Los perfiles actuales del centro del campo blanco, como Fede Valverde o Aurélien Tchouameni, no encajan del todo en ese molde de organizador pausado, de metrónomo. Ahí se abre una rendija para Güler. Un cambio a una posición más retrasada, más cercana al inicio de la jugada, puede ser su puerta de entrada a muchos más minutos.

Si el plan de Mourinho cuaja, el turco dejará de ser un mediapunta intermitente para convertirse en un centrocampista total, con campo por delante y balón en los pies. Justo el tipo de transformación que vivieron Modric y Bernardo Silva con el paso de los años.

Bernardo Silva, la pieza que lo cambia todo

El otro gran nombre en el discurso de Mourinho fue precisamente Bernardo Silva, nuevo fichaje del Real Madrid pese al interés de Barcelona y Atlético de Madrid. El portugués llega con la etiqueta de jugador determinante… y con la bendición absoluta de su nuevo entrenador.

«Es un jugador de Pep Guardiola y te lo da todo. Espero que tengamos pocos problemas y mucha estabilidad. Si tenemos pocos problemas y mucha estabilidad, para mí hoy Bernardo es un jugador de centro del campo», señaló Mourinho. La frase no deja dudas: lo ve como corazón del equipo, no solo como un recurso ofensivo.

Pero el técnico fue más allá al desgranar su versatilidad: «Bernardo puede jugar de ‘10’, en la banda derecha, meterse por dentro. Bernardo puede jugar en cualquier sitio». Un comodín de élite para un entrenador que quiere controlar los partidos desde el balón y desde la inteligencia táctica.

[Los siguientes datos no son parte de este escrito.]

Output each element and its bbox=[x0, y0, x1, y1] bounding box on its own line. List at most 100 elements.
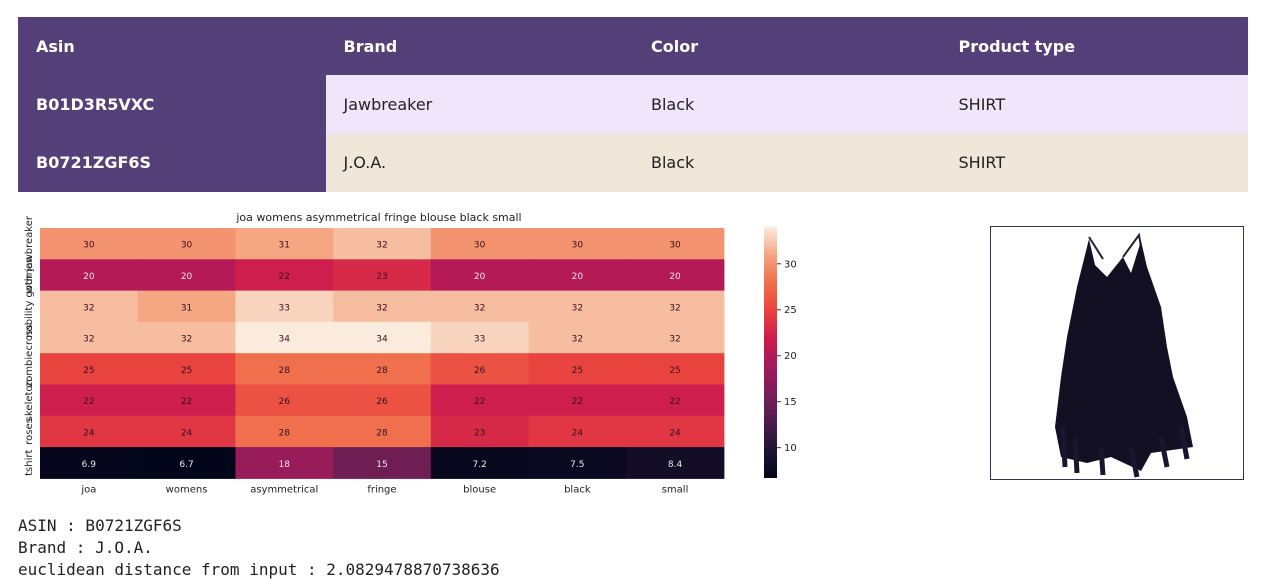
heatmap-cell bbox=[235, 447, 334, 479]
heatmap-cell bbox=[235, 259, 334, 292]
y-tick-label: roses bbox=[24, 418, 35, 445]
heatmap-cell bbox=[528, 384, 627, 417]
heatmap-cell bbox=[235, 290, 334, 323]
heatmap-cell bbox=[430, 384, 529, 417]
heatmap-cell bbox=[626, 415, 725, 448]
y-tick-label: jawbreaker bbox=[24, 215, 35, 272]
heatmap-cell bbox=[528, 290, 627, 323]
heatmap-value-label: 6.9 bbox=[82, 460, 97, 470]
heatmap-cell bbox=[333, 353, 432, 385]
heatmap-cell bbox=[333, 384, 432, 417]
heatmap-value-label: 25 bbox=[181, 366, 192, 376]
heatmap-value-label: 30 bbox=[669, 241, 681, 251]
y-tick-label: tshirt bbox=[24, 450, 35, 476]
heatmap-cell bbox=[333, 228, 432, 260]
info-asin: ASIN : B0721ZGF6S bbox=[18, 516, 182, 535]
heatmap-value-label: 33 bbox=[279, 303, 290, 313]
x-tick-label: small bbox=[662, 484, 689, 495]
heatmap-value-label: 34 bbox=[279, 335, 291, 345]
heatmap-value-label: 20 bbox=[572, 272, 584, 282]
x-tick-label: joa bbox=[80, 484, 96, 495]
product-table: Asin Brand Color Product type B01D3R5VXC… bbox=[18, 17, 1248, 192]
heatmap-cell bbox=[235, 228, 334, 260]
heatmap-cell bbox=[528, 321, 627, 354]
y-tick-label: nobility goth bbox=[24, 275, 35, 338]
product-image bbox=[990, 226, 1244, 480]
heatmap-cell bbox=[430, 259, 529, 292]
heatmap-value-label: 23 bbox=[474, 428, 485, 438]
heatmap-value-label: 31 bbox=[279, 241, 290, 251]
heatmap-value-label: 28 bbox=[279, 428, 291, 438]
heatmap-value-label: 32 bbox=[376, 303, 387, 313]
y-tick-label: women bbox=[24, 257, 35, 294]
header-color: Color bbox=[633, 17, 941, 75]
cell-asin: B0721ZGF6S bbox=[18, 133, 326, 192]
heatmap-cell bbox=[430, 290, 529, 323]
heatmap-value-label: 32 bbox=[572, 303, 583, 313]
heatmap-value-label: 30 bbox=[474, 241, 486, 251]
heatmap-value-label: 26 bbox=[474, 366, 486, 376]
heatmap-value-label: 32 bbox=[572, 335, 583, 345]
heatmap-cell bbox=[528, 447, 627, 479]
info-brand: Brand : J.O.A. bbox=[18, 538, 153, 557]
heatmap-value-label: 32 bbox=[83, 303, 94, 313]
heatmap-cell bbox=[626, 228, 725, 260]
heatmap-value-label: 22 bbox=[669, 397, 680, 407]
heatmap-cell bbox=[430, 447, 529, 479]
heatmap-value-label: 25 bbox=[572, 366, 583, 376]
heatmap-cell bbox=[430, 415, 529, 448]
heatmap-value-label: 30 bbox=[572, 241, 584, 251]
heatmap-cell bbox=[40, 415, 139, 448]
heatmap-cell bbox=[235, 353, 334, 385]
black-strappy-blouse-photo-icon bbox=[1055, 232, 1193, 478]
heatmap-cell bbox=[40, 321, 139, 354]
heatmap-value-label: 28 bbox=[376, 366, 388, 376]
y-tick-label: cross bbox=[24, 325, 35, 351]
heatmap-cell bbox=[40, 447, 139, 479]
heatmap-cell bbox=[235, 415, 334, 448]
heatmap-value-label: 31 bbox=[181, 303, 192, 313]
heatmap-value-label: 30 bbox=[83, 241, 95, 251]
heatmap-value-label: 28 bbox=[279, 366, 291, 376]
heatmap-value-label: 6.7 bbox=[179, 460, 193, 470]
heatmap-value-label: 32 bbox=[181, 335, 192, 345]
heatmap-value-label: 18 bbox=[279, 460, 291, 470]
heatmap-value-label: 32 bbox=[474, 303, 485, 313]
heatmap-value-label: 32 bbox=[376, 241, 387, 251]
heatmap-value-label: 32 bbox=[669, 335, 680, 345]
heatmap-value-label: 20 bbox=[181, 272, 193, 282]
heatmap-cell bbox=[333, 290, 432, 323]
table-header-row: Asin Brand Color Product type bbox=[18, 17, 1248, 75]
heatmap-cell bbox=[528, 353, 627, 385]
cell-color: Black bbox=[633, 133, 941, 192]
heatmap-cell bbox=[528, 228, 627, 260]
heatmap-value-label: 22 bbox=[474, 397, 485, 407]
heatmap-cell bbox=[528, 259, 627, 292]
heatmap-cell bbox=[137, 321, 236, 354]
header-asin: Asin bbox=[18, 17, 326, 75]
info-distance: euclidean distance from input : 2.082947… bbox=[18, 560, 500, 579]
heatmap-value-label: 22 bbox=[279, 272, 290, 282]
heatmap-cell bbox=[137, 353, 236, 385]
colorbar-gradient bbox=[764, 227, 777, 478]
heatmap-value-label: 20 bbox=[83, 272, 95, 282]
x-tick-label: asymmetrical bbox=[250, 484, 318, 495]
chart-title: joa womens asymmetrical fringe blouse bl… bbox=[235, 211, 521, 224]
heatmap-value-label: 15 bbox=[376, 460, 387, 470]
heatmap-cell bbox=[333, 447, 432, 479]
heatmap-cell bbox=[626, 447, 725, 479]
cell-product-type: SHIRT bbox=[940, 133, 1248, 192]
heatmap-cell bbox=[626, 290, 725, 323]
heatmap-value-label: 24 bbox=[83, 428, 95, 438]
heatmap-value-label: 26 bbox=[376, 397, 388, 407]
heatmap-cell bbox=[40, 228, 139, 260]
heatmap-value-label: 28 bbox=[376, 428, 388, 438]
heatmap-cell bbox=[430, 321, 529, 354]
heatmap-value-label: 7.5 bbox=[570, 460, 584, 470]
heatmap-value-label: 34 bbox=[376, 335, 388, 345]
heatmap-cell bbox=[137, 259, 236, 292]
heatmap-cell bbox=[626, 353, 725, 385]
heatmap-value-label: 32 bbox=[669, 303, 680, 313]
heatmap-cell bbox=[528, 415, 627, 448]
heatmap-cell bbox=[333, 321, 432, 354]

Mourinho también se encargó de cortar cualquier lectura de revancha o de guerra fría con los vecinos: «Es un jugador al que he amado siempre. No tiene nada que ver con que lo quisiera el Barcelona, que lo quisiera el Atlético. Nada que ver con que lo robemos y nuestro vecino se ponga triste. Fue mi convicción de que Bernardo está al nivel del Real Madrid». Fútbol puro, sin adornos políticos, según su versión.

El nuevo mapa del medio campo blanco

Entre la reconversión de Arda Güler y la llegada de Bernardo Silva, el dibujo del Madrid empieza a mutar. Sin Kroos ni Modric, Mourinho busca cerebro, pausa y lectura en la base de la jugada. No lo encuentra de manera natural en Valverde o Tchouameni. Mira a Güler. Se apoya en Bernardo.

El mensaje es claro: talento sí, pero al servicio de una estructura. Güler, de mediapunta creativo a organizador profundo. Bernardo, de extremo fino a centrocampista total. Dos caminos distintos hacia el mismo destino: mandar en los partidos desde el medio.

Si el plan funciona, el Madrid no solo habrá encontrado sucesor para su vieja guardia. Habrá construido un centro del campo nuevo, con otra cara, otro acento… y la misma ambición de siempre.